Há exatos 11 anos, em 18 de outubro de 2013, o resgate de cerca de 200 cães Beagles e coelhos do Instituto Royal, em São Roque, São Paulo, tornou-se um marco na história do ativismo animal brasileiro, gerando repercussão nacional e internacional. O caso, que envolveu uma ação direta inédita e corajosa de mulheres ativistas, começou anos antes dos resgates e desencadeou mudanças significativas na legislação sobre a experimentação animal no Brasil.

O começo da luta

A história teve início dois anos antes dos resgates, quando a empresária e ativista em defesa dos direitos animais, Adriana Khouri, recebeu uma grave denúncia sobre choros e uivos de cães que vinham de um terreno em São Roque, no interior de São Paulo. No local, segundo informações, havia uma placa com o nome Sítio Mailasqui (referência a um distrito do município de São Roque, que integra a Região Metropolitana de Sorocaba, no interior do estado de São Paulo). Tudo indicava ser apenas uma propriedade rural, sem qualquer menção de que se tratava de um biotério e laboratório.

Khouri convidou Adriana Greco, Leandra Jones, Jane Santos e Soraia Lopes para juntas investigarem mais minuciosamente o local denunciado. Dias depois, as ativistas descobriram que o lugar era, na verdade, um laboratório que explorava animais em testes. Imediatamente solicitaram às autoridades competentes que fosse feita uma vistoria. O resultado do pedido revelou inúmeras irregularidades, incluindo problemas nos documentos e ausência de autorização para funcionamento.

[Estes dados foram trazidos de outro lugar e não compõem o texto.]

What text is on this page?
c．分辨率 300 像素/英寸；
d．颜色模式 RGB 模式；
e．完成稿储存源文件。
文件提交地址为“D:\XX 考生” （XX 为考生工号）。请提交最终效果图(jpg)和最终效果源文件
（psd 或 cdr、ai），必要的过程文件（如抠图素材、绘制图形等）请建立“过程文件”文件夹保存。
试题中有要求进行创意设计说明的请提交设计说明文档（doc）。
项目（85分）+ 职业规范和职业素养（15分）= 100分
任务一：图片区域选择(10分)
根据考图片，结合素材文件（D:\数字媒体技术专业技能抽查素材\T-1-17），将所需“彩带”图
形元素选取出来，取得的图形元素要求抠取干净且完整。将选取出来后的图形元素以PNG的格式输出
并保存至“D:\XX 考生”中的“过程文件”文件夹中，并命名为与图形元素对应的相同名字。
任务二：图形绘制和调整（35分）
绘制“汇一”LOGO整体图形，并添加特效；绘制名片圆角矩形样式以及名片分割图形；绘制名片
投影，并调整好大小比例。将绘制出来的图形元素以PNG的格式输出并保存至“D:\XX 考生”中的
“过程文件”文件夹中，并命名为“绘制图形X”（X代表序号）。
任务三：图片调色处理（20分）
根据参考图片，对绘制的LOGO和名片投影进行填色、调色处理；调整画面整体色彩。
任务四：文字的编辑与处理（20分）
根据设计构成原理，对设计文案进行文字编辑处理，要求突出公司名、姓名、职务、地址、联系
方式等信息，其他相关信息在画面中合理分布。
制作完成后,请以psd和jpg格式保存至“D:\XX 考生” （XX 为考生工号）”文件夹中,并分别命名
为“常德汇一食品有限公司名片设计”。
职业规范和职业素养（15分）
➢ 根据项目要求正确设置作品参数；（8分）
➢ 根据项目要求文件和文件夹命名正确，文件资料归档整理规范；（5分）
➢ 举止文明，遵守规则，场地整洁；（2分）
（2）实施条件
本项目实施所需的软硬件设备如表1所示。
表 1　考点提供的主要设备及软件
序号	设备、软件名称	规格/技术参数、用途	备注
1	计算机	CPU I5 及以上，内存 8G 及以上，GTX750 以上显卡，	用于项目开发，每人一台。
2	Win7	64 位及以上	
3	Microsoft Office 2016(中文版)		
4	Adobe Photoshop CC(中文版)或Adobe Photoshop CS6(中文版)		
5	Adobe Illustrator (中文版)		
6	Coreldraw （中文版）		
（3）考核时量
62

Nova etapa: ingresso no tribunal

Começava então uma nova fase da luta, marcada por uma batalha judicial que visava responsabilizar a instituição pelas irregularidades e assegurar que o local fosse fechado. As denúncias das ativistas eram graves. Além de operar sem licença por um longo período, o laboratório havia recebido verbas públicas durante anos, enquanto suas práticas e estrutura não eram submetidas à devida fiscalização. A expectativa do grupo era de que, com as provas apresentadas, a Justiça agisse de forma célere, determinando a suspensão das atividades do laboratório e investigando o uso dos recursos públicos.

Contudo, a realidade se mostrou diferente. O processo judicial avançou lentamente, com decisões proteladas. A lentidão judicial foi recebida com indignação pelos ativistas, que compreendia na demora um sinal de desinteresse das autoridades em lidar com o problema. “É desanimador ver que mesmo com tantas provas de que o local atuou fora da lei por anos, ainda enfrentávamos essa morosidade”, explicou Adriana Khouri.

A luta continua

Em meio a um processo na justiça, um ato foi organizado, com uma carreata que saiu de São Paulo e seguiu até São Roque, a 70 km. Apesar da expressividade do evento, mais uma vez, os esforços foram ignorados.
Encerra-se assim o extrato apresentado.